The BMA has raised serious concerns over Government plans to give GPs more control of a £5bn education and training budget currently administered by deaneries.

The Government wants to shift responsibility for education and workforce planning away from SHA deaneries to new local ‘skills networks', where GPs will sit alongside local authorities, social care and public health providers, and education providers.

The new networks will hold and allocate funding for education and funding locally, taking on functions currently provided at regional deaneries.

In a move that the BMA says will threaten standards in training, the Department of Health launched a consultation on the plans, saying the current system was ‘too top-down', with service development planning ‘often poorly integrated with financial and workforce planning'.

It added that the current system of medical workforce planning and education being managed by SHA-based postgraduate deaneries left it ‘too isolated from the planning and commissioning of education for other healthcare professionals'.

Under the plans, GPs and other healthcare providers would need to create legal entities to carry out functions currently done by SHAs, including managing and coordinating workforce data, holding and allocating funding for the provision of education and training, and contracting for the provision of education and training with education providers and healthcare providers.

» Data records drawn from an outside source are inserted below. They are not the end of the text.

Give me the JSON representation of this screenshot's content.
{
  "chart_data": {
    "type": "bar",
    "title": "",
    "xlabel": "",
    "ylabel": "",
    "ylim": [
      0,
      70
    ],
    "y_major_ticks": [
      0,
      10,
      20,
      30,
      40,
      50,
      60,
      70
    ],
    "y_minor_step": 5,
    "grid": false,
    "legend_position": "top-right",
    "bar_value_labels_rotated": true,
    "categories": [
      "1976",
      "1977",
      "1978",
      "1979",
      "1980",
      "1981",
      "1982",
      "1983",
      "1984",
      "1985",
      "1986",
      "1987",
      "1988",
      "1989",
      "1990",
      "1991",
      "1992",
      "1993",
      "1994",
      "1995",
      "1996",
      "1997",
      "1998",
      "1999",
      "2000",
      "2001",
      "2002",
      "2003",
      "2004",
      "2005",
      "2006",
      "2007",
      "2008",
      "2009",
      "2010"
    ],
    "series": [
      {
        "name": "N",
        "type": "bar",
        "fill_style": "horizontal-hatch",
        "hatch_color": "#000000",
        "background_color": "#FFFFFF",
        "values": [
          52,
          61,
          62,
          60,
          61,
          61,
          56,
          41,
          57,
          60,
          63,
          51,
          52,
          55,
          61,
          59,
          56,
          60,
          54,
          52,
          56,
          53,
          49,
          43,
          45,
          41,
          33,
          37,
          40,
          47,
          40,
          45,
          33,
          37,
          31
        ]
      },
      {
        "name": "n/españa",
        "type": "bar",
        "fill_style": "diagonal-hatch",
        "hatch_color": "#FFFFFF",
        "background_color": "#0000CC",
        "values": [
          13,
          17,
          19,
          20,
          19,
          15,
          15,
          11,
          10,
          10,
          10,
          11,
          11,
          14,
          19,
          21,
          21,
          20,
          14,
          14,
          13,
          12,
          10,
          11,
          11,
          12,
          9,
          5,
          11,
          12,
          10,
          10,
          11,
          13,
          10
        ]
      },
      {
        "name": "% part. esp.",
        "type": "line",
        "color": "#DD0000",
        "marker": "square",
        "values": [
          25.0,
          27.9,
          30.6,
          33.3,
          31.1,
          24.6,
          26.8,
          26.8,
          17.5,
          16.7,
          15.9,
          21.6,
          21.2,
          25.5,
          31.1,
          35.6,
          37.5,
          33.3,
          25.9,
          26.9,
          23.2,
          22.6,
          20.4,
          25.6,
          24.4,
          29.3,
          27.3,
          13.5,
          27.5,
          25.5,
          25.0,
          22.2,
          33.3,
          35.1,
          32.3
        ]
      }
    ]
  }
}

The DH said it would not legislate to create local statutory bodies, and would instead leave providers to determine how they group together to carry out their responsibilities, which will also include consulting with GP consortia to ensure that workforce plans reflect their commissioning intentions.

A new national body - Health Education England - will also be set up as a statutory board to provide national oversight and support to Public Health England and healthcare providers on workforce planning and the commissioning of education and training.

The DH said the move would also save money, and reduce the high costs of running the current system, which ‘vary greatly among SHAs'.

Health Secretary, Andrew Lansley said: ‘We want to empower healthcare providers to plan and develop their own workforce. They know what services their patients and local communities require – and they know what staff they need to deliver excellent, responsive healthcare.'

But Dr Tom Dolphin, co-chair of the BMA's Junior Doctors Committee, said the proposals risked creating a postcode lottery in training standards.

He said: 'Ensuring that the UK has enough well-trained staff to provide high quality healthcare in difficult economic times will be a major challenge for the NHS, yet the proposals to move away from a co-ordinated UK-wide approach - to a more local system of organising training and education - could threaten national standards and erode the quality of training.

'The pace of change suggested in the consultation is also troubling; with the plan to have new systems and processes in place by 2012, it is difficult to see how there will be enough time to pilot and evaluate changes to the provision of training and education.'

The consultation closes at the end of March 2011.